In some extreme cases, we might not be able to differentiate our inner voice from the voice of our critic.
Ask yourself honestly, is your inner critic running the show most of the time?
So what can we do to tame our inner critic and learn to be on our own side? I have found six easy methods of self-compassion, so you can be kinder to yourself starting right now.
Self-awareness is the first and most effective way to quiet the inner critic. Anytime you find yourself being critical or saying you’re not good enough, notice the unhelpful thoughts. Acknowledgement often means taking the time to listen to what these thoughts have to say instead of fighting them, while understanding that they are not factual. After listening to what they say, acknowledge the inner critic by saying, “I hear you and I’ve got this.”
Slow down and take note of how you feel when you’re putting yourself down. You might want to rush through this step, but it’s important to acknowledge the pain our inner critic causes. Say to yourself “ouch, this hurts.” Or imagine someone was saying these words to a loved one: How would this make that person feel? This allows you to take a step back and see how hurtful and unhelpful the inner critic can be.

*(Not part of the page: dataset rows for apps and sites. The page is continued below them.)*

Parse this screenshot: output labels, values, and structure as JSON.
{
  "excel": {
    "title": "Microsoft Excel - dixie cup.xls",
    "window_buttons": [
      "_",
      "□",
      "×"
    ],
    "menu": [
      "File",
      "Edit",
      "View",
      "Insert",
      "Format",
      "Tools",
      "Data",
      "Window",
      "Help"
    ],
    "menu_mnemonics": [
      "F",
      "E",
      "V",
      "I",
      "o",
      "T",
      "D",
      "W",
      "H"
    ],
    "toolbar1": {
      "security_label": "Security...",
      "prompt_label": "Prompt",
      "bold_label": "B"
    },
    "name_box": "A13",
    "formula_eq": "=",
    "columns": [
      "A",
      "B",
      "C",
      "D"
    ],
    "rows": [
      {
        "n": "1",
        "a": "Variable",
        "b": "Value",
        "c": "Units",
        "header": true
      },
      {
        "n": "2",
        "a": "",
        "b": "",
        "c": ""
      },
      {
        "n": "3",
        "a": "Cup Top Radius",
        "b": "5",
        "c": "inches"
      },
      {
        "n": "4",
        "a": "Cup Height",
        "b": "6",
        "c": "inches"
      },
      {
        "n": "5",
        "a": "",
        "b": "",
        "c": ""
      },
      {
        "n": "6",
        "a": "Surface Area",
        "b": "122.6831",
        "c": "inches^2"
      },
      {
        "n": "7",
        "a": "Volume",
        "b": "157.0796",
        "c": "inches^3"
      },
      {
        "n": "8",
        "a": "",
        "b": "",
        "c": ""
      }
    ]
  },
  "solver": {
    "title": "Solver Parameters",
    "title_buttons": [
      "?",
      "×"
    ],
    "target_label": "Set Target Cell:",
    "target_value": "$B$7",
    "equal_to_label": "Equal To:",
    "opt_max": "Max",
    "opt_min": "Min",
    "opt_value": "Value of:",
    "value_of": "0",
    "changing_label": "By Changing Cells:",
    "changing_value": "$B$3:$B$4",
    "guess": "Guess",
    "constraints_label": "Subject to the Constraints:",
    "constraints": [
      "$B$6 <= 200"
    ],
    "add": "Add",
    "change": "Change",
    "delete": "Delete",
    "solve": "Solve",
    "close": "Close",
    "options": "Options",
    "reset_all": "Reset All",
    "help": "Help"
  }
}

Everyone has a inner critic that causes emotional discomfort, anxiety and stress when it criticizes us. It’s natural and normal to feel difficult emotions when our inner critic is pointing out our perceived flaws. It can be helpful and comforting to remember you’re not alone in this, and we all feel this way from time to time.
Take action to give yourself the compassion you need and deserve. Or, if that feels too hard, simply set the intention to do so. Listen to this short self-compassion meditation or take a few minutes to journal, text a friend for support or grab a comforting cup of warm tea or coffee. The important part is that you do what comforts, encourages and lifts up you as an individual.
Start to recognize how important taking care of your mental wellbeing is. It’s just as important, if not more important, than your physical health. But yet, we can feel guilty or selfish when taking time to meditate or even nap when we’re exhausted. If you feel guilty practicing self-care, start to question where these beliefs came from and whether or not they are serving you. Is your self-care only reserved for times when you’re in the red zone or when you “deserve” it? Start to take microsteps like regular self-compassion breaks to support your mental wellbeing.
If you feel like your inner critic is running the show, causing distress or you are on the edge of burnout, it could be helpful to talk with a counselor. Asking for help takes an incredible amount of courage as does letting someone come in and support you. So if you’re feeling overwhelmed and under water, don’t delay and get professional help. And remember, having needs doesn’t make you “needy,” it just makes you human.
And remember the more you give to yourself, the more you have to give to others.